Abraham Mahshie -Contributing Writer
Just after dusk on the night of Dec. 27, a group of hunters took their truck out to hunt from the roadside. They held their rifle barrel out the window as they shined a spotlight in the open fields, hoping to freeze a deer they could shoot.
Derek Michael Bryson, 33, of Fred Dalton Road in Franklin got one and was cited for possessing a whitetail deer, knowing it to have been taken unlawfully. That’s three separate charges: hunting from the road side, possessing the deer and transporting it.
Michael Lynn Antes, 25, of Teem Hollow in Franklin was also part of the hunting party cited at around 6:15 p.m. when North Carolina Wildlife Game Warden Mickey Carpenter came upon them. Altogether, each hunter is looking at fines in excess of $1,600 plus court and lawyer’s fees.
Both declared themselves indigent to the court and requested a court-appointed attorney. Ron Cowart was appointed to represent the two on Feb. 5. On March 5, their case was continued until April 23. The burden to the court system and lawyer’s fees if they should not pay are up to Macon County taxpayers and local hunters, who resent the bad reputation such hunting violations give to lawful sportsmen.
“It’s illegal!” exclaimed Justin Anderson of Wilderness Taxidermy, when asked about spotlight hunting and other illegal tactics used by hunters. “It goes on around here… Everywhere there’s legal hunting, you’re gonna have bad apples.”
Anderson said it’s just a lot easier to shoot a deer in an agricultural field out the window of your truck.
“It’s kind of like cheating on a math test, it’s the easy way to get a good grade,” he said. “Shooting deer after dark is basically cheating at deer hunting.”
Carpenter said hunting out of season – which includes more than 30 minutes before sunrise or 30 minutes after sunset during deer season – is often opportunistic, seeing a deer in a field and shooting it.
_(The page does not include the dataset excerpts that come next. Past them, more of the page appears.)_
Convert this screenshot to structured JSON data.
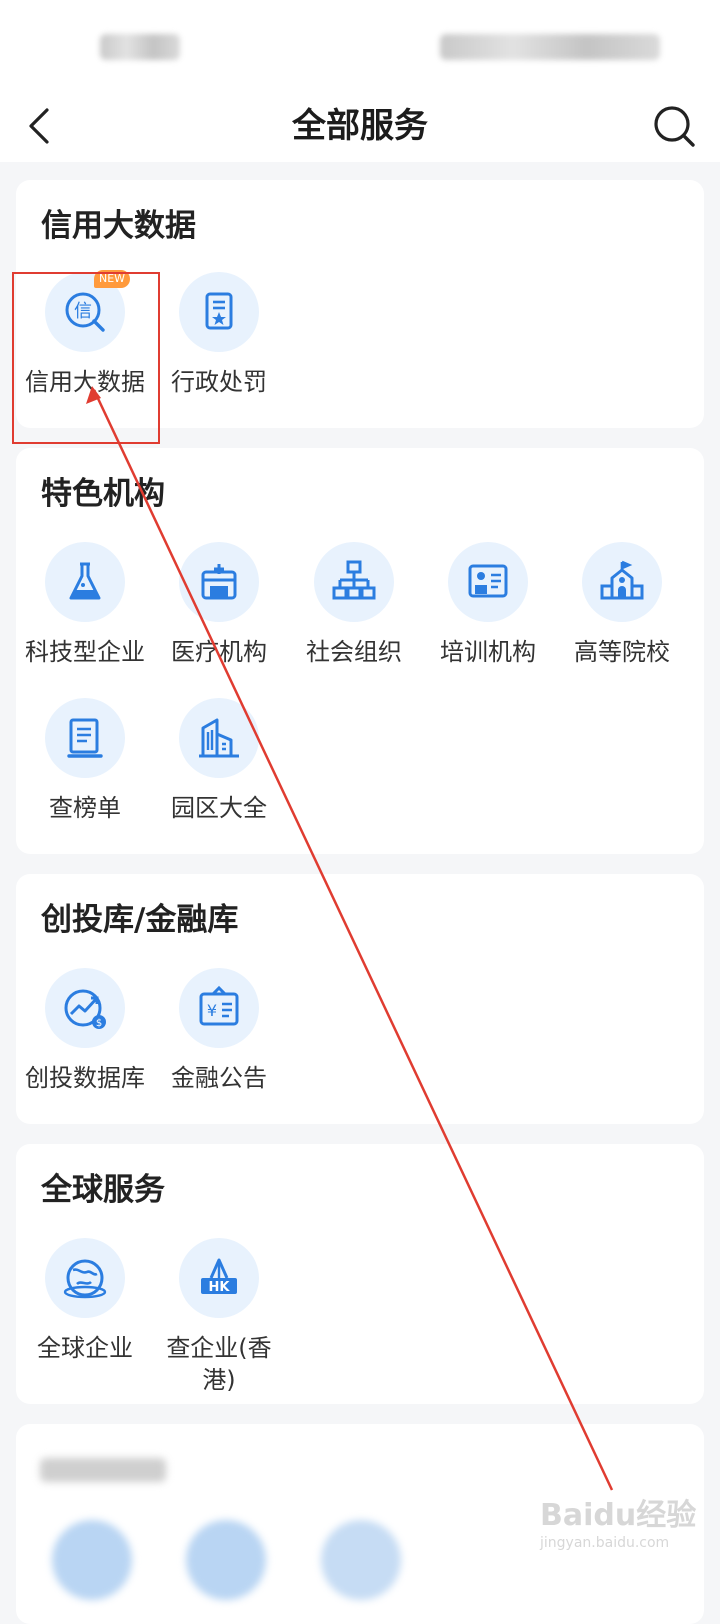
{
  "header": {
    "title": "全部服务"
  },
  "sections": [
    {
      "title": "信用大数据",
      "items": [
        {
          "label": "信用大数据",
          "icon": "credit-search-icon",
          "badge": "NEW"
        },
        {
          "label": "行政处罚",
          "icon": "penalty-document-icon"
        }
      ]
    },
    {
      "title": "特色机构",
      "items": [
        {
          "label": "科技型企业",
          "icon": "flask-icon"
        },
        {
          "label": "医疗机构",
          "icon": "hospital-icon"
        },
        {
          "label": "社会组织",
          "icon": "org-chart-icon"
        },
        {
          "label": "培训机构",
          "icon": "training-board-icon"
        },
        {
          "label": "高等院校",
          "icon": "university-icon"
        },
        {
          "label": "查榜单",
          "icon": "ranking-list-icon"
        },
        {
          "label": "园区大全",
          "icon": "buildings-icon"
        }
      ]
    },
    {
      "title": "创投库/金融库",
      "items": [
        {
          "label": "创投数据库",
          "icon": "growth-chart-icon"
        },
        {
          "label": "金融公告",
          "icon": "finance-notice-icon"
        }
      ]
    },
    {
      "title": "全球服务",
      "items": [
        {
          "label": "全球企业",
          "icon": "globe-icon"
        },
        {
          "label": "查企业(香港)",
          "icon": "hk-building-icon"
        }
      ]
    }
  ],
  "watermark": {
    "brand": "Baidu经验",
    "url": "jingyan.baidu.com"
  },
  "colors": {
    "icon_bg": "#e8f2fd",
    "icon_fg": "#2b7de0",
    "annotation": "#e03c31",
    "badge": "#ff9a3c"
  }
}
But hunting at night is intentional, and the penalties are stiffer.
“It’s more of a public safety issue,” he said, noting that as night falls it becomes harder for a hunter to see beyond his target. Hunting without a spotlight that freezes the animal in place is also a fairer approach, he said. “It’s ethically right for the deer.”
This past hunting season, which ended in Western North Carolina on Dec. 8, Carpenter wrote citations for hunting deer from a public roadway, possessing and transporting; failure to tag deer; hunting without a big-game license; and hunting at night. He said he has yet to write a citation since the season closed, noting that once deers lose their antlers, even poachers lose interest.
Hunting with a spotlight carries a $500 fine, then there’s a $602 replacement cost (for the deer), and the $250 fine each for unlawful possession and unlawful transportation of the hunted deer. Violations can lead to losing your hunting license, while multiple violations can bar you from hunting legally for life.
And the charges add up. But, Carpenter doesn’t believe that an indigent person cannot pay their fines or their lawyer, but still has money to hunt. “If you can go out and shoot deer at night, you’re going to spend money in fuel and ammunition.”
Asked if he has ever come across a hunter who claimed he was hunting for food, he said never in his 12 years as a game warden.
“I myself couldn’t be proud of that,” said Anderson, reflecting on a hunter’s sense of integrity. “You can’t brag about it. We all want to show off our big buck that we killed, but you can’t do that if you’re out poaching at nighttime.”
Wilderness Taxidermy requires all patrons to sign a waiver that says their kill was legally obtained, but Anderson notes that a hunter willing to shoot a deer unlawfully is also willing to “shoot you a lie.”
Anderson believes hunting out of season is simply not worth the financial risk and the possibility of losing your hunting license. He also said it’s thanks to vigilant sportsmen and other citizens who tip off wardens when they see illegal hunting happening.
“Regulations are only as good as the enforcement behind it,” he said, noting the local wardens have a lot of territory to cover. Carpenter believes there are sufficient wardens in Macon County to detect and prevent illegal harvesting.
“Some people just pride themselves on being able to get away with something – get away from the game warden, to get one over on him,” said Anderson. Antes and Bryson didn’t get one past this warden. He’ll meet them at the Macon County Courthouse April 23.